In 2010, Woong-chul Yang was leading Hyundai-Kia Motors R&D in global competition with Toyota and Ford on plug-in hybrid and fuel cell cars that many believe could be the first full-blown replacement for internal combustion cars.

In late 2011, Hyundai Motor Group unveiled two innovative engines at the company’s annual powertrain conference held in Korea. The Gamma 1.6 T-GDI engine and Euro6 R-2.0 diesel engine represented the latest innovations to come from Hyundai’s in-house powertrain development program led by Woongchul Yang. The Gamma 1.6 T-GDI engine, which was developed over a period of 52 months and cost $58.9 million (69.5 billion won), achieves the best performance figures in its tough and competitive class. Meeting California’s stringent ULEV-2 (Ultra-Low Emission Vehicle) as well as Euro5 standards, the engine also outperforms its rivals.

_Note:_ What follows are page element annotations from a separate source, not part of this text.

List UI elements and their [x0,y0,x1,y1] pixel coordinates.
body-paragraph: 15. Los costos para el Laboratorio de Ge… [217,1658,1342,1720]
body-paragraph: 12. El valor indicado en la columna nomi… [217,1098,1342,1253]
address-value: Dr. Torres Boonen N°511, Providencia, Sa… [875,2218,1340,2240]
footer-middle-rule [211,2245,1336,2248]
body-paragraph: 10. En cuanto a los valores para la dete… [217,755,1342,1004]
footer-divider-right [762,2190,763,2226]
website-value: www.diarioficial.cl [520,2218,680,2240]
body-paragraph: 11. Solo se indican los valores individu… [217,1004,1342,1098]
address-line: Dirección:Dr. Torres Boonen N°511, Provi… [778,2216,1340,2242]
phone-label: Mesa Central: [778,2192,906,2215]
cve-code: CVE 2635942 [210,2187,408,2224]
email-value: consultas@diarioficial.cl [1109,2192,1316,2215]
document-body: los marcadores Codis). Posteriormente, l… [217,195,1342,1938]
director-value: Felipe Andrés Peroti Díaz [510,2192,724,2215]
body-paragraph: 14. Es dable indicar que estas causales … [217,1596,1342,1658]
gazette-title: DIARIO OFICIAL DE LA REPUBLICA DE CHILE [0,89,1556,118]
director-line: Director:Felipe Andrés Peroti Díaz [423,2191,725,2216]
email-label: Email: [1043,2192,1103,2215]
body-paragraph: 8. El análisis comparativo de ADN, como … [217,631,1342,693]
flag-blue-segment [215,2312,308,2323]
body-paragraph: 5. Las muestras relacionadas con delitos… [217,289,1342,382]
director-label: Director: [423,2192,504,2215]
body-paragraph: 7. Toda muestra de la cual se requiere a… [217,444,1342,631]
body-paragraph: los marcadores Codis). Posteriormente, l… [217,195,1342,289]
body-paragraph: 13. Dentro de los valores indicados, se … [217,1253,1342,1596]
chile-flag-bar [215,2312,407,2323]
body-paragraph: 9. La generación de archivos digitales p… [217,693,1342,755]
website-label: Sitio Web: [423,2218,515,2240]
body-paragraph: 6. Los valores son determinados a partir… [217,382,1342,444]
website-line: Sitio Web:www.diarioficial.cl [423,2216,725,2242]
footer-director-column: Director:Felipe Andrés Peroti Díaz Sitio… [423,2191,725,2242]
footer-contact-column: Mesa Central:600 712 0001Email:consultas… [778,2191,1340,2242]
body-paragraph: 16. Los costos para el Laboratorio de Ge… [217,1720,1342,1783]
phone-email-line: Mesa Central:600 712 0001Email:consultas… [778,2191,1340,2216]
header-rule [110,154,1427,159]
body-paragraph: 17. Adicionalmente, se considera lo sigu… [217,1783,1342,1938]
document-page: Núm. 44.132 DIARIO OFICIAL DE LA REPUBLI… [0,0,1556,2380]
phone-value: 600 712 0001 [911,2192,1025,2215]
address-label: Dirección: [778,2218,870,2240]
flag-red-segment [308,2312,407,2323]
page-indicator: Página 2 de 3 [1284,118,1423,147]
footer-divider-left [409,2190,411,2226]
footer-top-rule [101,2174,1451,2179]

By introducing the Euro6 R-2.0 diesel engine, Hyundai Motor is expected to lead the eco-friendly passenger car diesel engine technology field, satisfying the standards more than two years ahead of their implementation.

“Due to stricter environmental regulations and policies that vary from nation to nation, competition in the development of powertrains and other core technologies is intensifying,” said Woong-chul Yang, Hyundai Motor Company vice chairman. “Hyundai Motor will accelerate its efforts to develop future powertrains that feature high-performance and eco-friendly engines and transmissions.”

Woong-chul Yang speaking at dedication of Hyundai Center at UC Davis, joined by Case van Dam (left), chair of the Department of Mechanical and Aerospace Engineering, and Enrique J. Lavernia (middle), dean of the UC Davis College of Engineering.

Woong-chul Yang speaking at dedication of Hyundai Center at UC Davis, joined by Case van Dam (left), chair of the Department of Mechanical and Aerospace Engineering, and Enrique J. Lavernia (middle), dean of the UC Davis College of Engineering.

In 2012, Hyundai Motor Group signed a memorandum of understanding (MOU) with four Northern European countries (Norway, Sweden, Denmark and Iceland) to operate a test fleet of Fuel Cell Electric Vehicles (FCEV) in the European market, paving the way to showcase the company’s competitiveness in eco-friendly vehicles.

“We look forward to demonstrating our advanced eco-friendly technology in Northern Europe, which has great hydrogen infrastructure,” said Woong-chul Yang. “This agreement will be a stepping stone for the Hyundai Motor Group to lead the FCEV market in Europe.”

In 2012, Hyundai Motor Company signed a Memorandum of Understanding (MOU) with Intel Korea and C&S Technology, Ltd. to jointly develop solutions that provide both drivers and passengers with enhanced in-vehicle experiences such as location-based and social network services. “The demand for smart cars is on the rise in Korea—a powerful IT country,” said Hyundai Vice Chairman Woong-Chul Yang. “Hyundai will develop in-vehicle infotainment systems that incorporate changes in digital lifestyles and maximise customer convenience in cooperation with Intel and C&S Technology.”

As a top-tier leader at Hyundai Motor Company, Woong-chul Yang has demonstrated exceptional advancement in his profession and creative problem-solving in the highly competitive global automobile market.